Today’s guest blog on housing comes from my Cabinet Lead for Housing, Paul Smith.
The week beginning August 13th was ironically flagged as “housing week” as the oft delayed Social Housing Green paper was being trailed for release. The Secretary of State James Brokenshire had a major article in the Sunday Times headed “My dark times with cancer made me want to wipe out rough sleeping”.
On Monday it was the Rough Sleeping Strategy which emerged. The strategy had been co-produced with national homeless charities and so its core proposals were sound. These included integration of homelessness, mental health and addiction services. The timescale to end rough sleeping by 2027 lacked any real sense of ambition or urgency.
Unfortunately, there were two rather enormous elephants in the room, which the government could not acknowledge because do to so would be to admit that it was the government which had caused the problem it was so keen to solve. The evidence is clear and was repeated on Monday by the charities that helped pen the strategy: we need more social housing and a reversal of reforms to housing benefit. Street and family homelessness started to rise dramatically when the coalition welfare changes started in 2012. In Bristol, recorded street homelessness in now ten times what it was in 2010. The decision in 2010 to stop government funding for social housing was another blow; last year in the whole of England only 5,000 new social homes were built.
The finances of the strategy unravelled by lunch-time. What was previously announced as £100m of new money soon became £50m of new money, and later it was revealed that this extra £50m was reallocated from other (unspecified) housing budgets. Of course, if there is any additional money we can access in Bristol, we will be putting forward bids.
On Tuesday came the Social Housing Green Paper, without any new money for social housing. The big idea seemed to be social housing league-tables and bringing back a regulator for the sector, plus lots of small common-sense changes which make little or no difference to the housing crisis. What we really need in Bristol is an abolition of the right to buy, but instead we received a re-announced consultation on relaxing the spending rules for right to buy money (which is almost deliberately difficult so that the money can go back to the government). Also re-announced was the ability of councils to bid for additional borrowing to build council housing. On Monday I discussed Bristol’s bid with officers who would initially request an additional £25m to double the rate of council house building in Bristol. The council’s scrutiny panel then met to work through the details of the proposals for a local housing company, which will be discussed at September’s cabinet meeting.
On Thursday we had a welcome break from strategies and policies and Marvin and I had an opportunity to wear our hi-viz and hard hats. The plan for 75 new homes at Marksbury Road (my old college) was approved in 2012, but it initially offered no affordable homes.
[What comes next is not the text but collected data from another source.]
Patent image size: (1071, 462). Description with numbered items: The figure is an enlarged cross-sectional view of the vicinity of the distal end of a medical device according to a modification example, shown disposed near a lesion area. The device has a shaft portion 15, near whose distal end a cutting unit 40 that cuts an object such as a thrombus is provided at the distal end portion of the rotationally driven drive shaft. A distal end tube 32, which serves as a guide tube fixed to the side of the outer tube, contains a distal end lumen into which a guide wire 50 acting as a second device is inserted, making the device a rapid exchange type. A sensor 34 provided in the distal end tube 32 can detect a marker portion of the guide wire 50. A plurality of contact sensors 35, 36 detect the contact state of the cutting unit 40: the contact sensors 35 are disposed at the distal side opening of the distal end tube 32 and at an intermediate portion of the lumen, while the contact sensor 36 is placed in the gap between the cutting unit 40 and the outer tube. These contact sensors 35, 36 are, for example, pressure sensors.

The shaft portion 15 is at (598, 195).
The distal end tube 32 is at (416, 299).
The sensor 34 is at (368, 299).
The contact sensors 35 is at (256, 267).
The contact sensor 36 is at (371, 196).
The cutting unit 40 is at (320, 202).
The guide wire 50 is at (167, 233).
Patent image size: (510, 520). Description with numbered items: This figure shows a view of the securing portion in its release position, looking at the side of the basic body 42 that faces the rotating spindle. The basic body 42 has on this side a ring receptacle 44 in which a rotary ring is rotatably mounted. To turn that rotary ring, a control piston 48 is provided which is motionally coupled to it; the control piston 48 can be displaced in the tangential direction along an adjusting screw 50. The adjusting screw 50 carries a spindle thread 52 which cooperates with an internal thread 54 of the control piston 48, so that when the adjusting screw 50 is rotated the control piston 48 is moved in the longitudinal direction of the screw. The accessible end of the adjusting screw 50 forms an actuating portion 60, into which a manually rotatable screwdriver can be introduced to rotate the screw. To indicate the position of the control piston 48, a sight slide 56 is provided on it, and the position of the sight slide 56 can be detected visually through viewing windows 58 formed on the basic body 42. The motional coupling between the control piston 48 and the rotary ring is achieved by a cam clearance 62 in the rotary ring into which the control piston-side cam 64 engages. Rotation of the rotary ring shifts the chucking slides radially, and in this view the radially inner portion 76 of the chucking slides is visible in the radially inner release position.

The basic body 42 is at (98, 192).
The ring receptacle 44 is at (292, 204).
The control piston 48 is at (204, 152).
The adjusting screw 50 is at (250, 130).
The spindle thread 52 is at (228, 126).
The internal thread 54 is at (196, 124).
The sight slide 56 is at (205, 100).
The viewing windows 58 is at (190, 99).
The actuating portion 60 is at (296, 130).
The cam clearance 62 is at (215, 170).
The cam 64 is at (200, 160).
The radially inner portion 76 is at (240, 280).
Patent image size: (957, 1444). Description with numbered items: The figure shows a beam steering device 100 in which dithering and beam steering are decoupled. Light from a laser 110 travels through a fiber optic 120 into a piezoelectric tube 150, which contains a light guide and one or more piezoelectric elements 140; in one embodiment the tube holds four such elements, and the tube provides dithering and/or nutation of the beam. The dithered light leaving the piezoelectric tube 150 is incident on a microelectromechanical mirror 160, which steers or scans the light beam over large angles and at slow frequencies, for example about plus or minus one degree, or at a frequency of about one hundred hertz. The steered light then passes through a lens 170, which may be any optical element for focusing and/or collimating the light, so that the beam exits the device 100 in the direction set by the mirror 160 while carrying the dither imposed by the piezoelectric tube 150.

In the 2017 budget the Council approved the Mayor’s proposal for a £57m housing association grant fund. With that fund we have been helping buy additional rented homes on projects around the city or to help housing associations to buy sites in competition with private developers. At Marksbury Road that has provided 24 affordable rented houses and flats, plus it has also levered funding from Homes England to fund 12 shared ownership homes.
For me it has been a housing week, but from the government I’m afraid it’s been housing weak.